Sur base de leurs résultats, les chercheurs affirment qu'il est urgent de reconnaître l'importance de la méfiance dans les campagnes de vaccination, en particulier dans un monde post-COVID où le déploiement mondial des vaccins est considéré comme crucial pour mettre fin à la pandémie.

Un enjeu aussi pour la vaccination contre la COVID-19 ?

« Il ne fait aucun doute que la vaccination contre la COVID-19 en Afrique est limitée par des contraintes d'approvisionnement et d'énormes défis logistiques. Mais même si des mécanismes d'allocation mondiale comme COVAX ou la disponibilité de nouveaux vaccins devaient surmonter ces défis, nous aurions encore besoin de convaincre les gens de se faire vacciner », poursuit le Dr Maystadt. « L'absence d'action laisse de la place aux antivax, dans un contexte où la médecine traditionnelle occupe une place indûment prépondérante dans plusieurs pays africains – ce qui représente de graves risques pour la santé des individus et du continent dans son ensemble ».

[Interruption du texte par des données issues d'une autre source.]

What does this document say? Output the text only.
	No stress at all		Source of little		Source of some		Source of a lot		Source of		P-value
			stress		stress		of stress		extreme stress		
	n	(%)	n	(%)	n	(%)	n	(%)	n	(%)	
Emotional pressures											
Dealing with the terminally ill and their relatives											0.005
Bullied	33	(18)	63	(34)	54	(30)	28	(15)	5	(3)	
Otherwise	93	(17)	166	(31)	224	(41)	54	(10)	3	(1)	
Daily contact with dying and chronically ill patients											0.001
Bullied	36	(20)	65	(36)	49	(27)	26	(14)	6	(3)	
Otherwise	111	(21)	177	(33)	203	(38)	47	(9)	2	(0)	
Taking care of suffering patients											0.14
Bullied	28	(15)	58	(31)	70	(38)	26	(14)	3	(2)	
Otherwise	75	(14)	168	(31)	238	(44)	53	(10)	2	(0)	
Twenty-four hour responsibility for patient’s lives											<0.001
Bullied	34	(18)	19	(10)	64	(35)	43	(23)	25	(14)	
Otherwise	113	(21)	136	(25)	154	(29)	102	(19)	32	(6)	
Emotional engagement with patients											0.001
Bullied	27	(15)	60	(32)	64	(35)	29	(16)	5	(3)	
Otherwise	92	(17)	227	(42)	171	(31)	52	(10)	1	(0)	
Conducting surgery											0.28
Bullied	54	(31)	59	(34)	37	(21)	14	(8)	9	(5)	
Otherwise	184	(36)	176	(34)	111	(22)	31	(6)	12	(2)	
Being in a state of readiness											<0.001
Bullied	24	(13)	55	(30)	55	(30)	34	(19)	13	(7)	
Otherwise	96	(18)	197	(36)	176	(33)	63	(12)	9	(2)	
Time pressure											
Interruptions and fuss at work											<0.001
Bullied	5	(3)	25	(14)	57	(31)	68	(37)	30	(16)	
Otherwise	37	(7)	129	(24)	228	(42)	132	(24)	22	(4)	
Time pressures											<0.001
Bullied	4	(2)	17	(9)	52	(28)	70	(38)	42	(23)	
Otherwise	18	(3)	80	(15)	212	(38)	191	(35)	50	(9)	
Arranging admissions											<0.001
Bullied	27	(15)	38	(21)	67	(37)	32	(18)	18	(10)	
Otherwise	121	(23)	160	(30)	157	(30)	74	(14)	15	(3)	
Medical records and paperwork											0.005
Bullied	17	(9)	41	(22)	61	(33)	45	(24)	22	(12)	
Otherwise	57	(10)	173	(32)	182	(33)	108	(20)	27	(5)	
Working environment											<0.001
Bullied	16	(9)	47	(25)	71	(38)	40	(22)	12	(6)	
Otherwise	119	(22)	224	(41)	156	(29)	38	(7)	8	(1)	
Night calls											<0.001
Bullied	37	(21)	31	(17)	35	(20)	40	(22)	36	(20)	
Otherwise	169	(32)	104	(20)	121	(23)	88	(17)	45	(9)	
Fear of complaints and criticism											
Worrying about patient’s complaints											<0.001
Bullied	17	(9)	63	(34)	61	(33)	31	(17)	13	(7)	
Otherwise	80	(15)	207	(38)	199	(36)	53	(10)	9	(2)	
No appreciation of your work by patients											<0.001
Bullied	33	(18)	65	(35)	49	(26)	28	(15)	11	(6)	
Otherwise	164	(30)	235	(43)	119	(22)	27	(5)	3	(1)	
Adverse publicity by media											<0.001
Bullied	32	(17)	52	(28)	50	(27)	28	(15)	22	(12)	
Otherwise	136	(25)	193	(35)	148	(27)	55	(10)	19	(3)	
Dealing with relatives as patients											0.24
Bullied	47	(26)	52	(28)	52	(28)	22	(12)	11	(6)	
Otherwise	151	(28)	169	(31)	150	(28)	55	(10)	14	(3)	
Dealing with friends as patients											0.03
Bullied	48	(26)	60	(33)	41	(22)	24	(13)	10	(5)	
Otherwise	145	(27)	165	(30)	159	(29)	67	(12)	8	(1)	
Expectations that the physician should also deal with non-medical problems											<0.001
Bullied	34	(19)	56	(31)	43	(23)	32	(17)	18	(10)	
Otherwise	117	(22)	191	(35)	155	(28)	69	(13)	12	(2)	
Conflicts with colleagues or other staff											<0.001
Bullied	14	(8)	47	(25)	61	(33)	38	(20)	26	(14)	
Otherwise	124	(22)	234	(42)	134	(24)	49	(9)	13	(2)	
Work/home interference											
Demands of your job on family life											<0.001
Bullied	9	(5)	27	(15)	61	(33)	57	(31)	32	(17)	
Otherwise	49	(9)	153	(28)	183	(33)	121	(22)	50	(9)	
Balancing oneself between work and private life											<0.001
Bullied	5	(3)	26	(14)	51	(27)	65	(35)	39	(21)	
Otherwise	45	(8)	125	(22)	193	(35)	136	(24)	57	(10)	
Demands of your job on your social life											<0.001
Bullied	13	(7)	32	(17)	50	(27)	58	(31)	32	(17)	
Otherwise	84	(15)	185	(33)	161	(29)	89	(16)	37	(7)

La pandémie ayant conduit à l’annulation de plusieurs campagnes de vaccination, les auteurs appellent à de nouvelles approches afin de protéger les 2,6 millions d’enfants de moins de 5 ans qui, selon les estimations, risquent de mourir de maladies qui pourraient être prévenues par la vaccination d’ici à 2030.
S'il est important de renforcer la lutte contre les mythes et la communication autour des avantages des vaccins, il est peu probable que cela suffise sans que la confiance dans les sources/les diffuseurs d'informations s'améliore de manière significative.
« Les leçons tirées des campagnes réussies en Afrique soulignent l'importance de s'engager avec les communautés locales, les dirigeants politiques ou religieux et de fournir un espace pour un dialogue ouvert », ajoute le Dr Kalle Hirvonen, co-auteur et chercheur à l'IFPRI en Ethiopie. « Cependant, de nombreuses incertitudes subsistent sur la manière dont les initiatives locales peuvent être étendues, et des questions doivent être posées sur le rôle des médias sociaux au sein des communautés locales. Dans un monde post-COVID où la mobilité est limitée et les gens sont plus isolés, nous avons vu les réseaux sociaux devenir des plateformes idéales pour diffuser des opinions anti-vaccination ».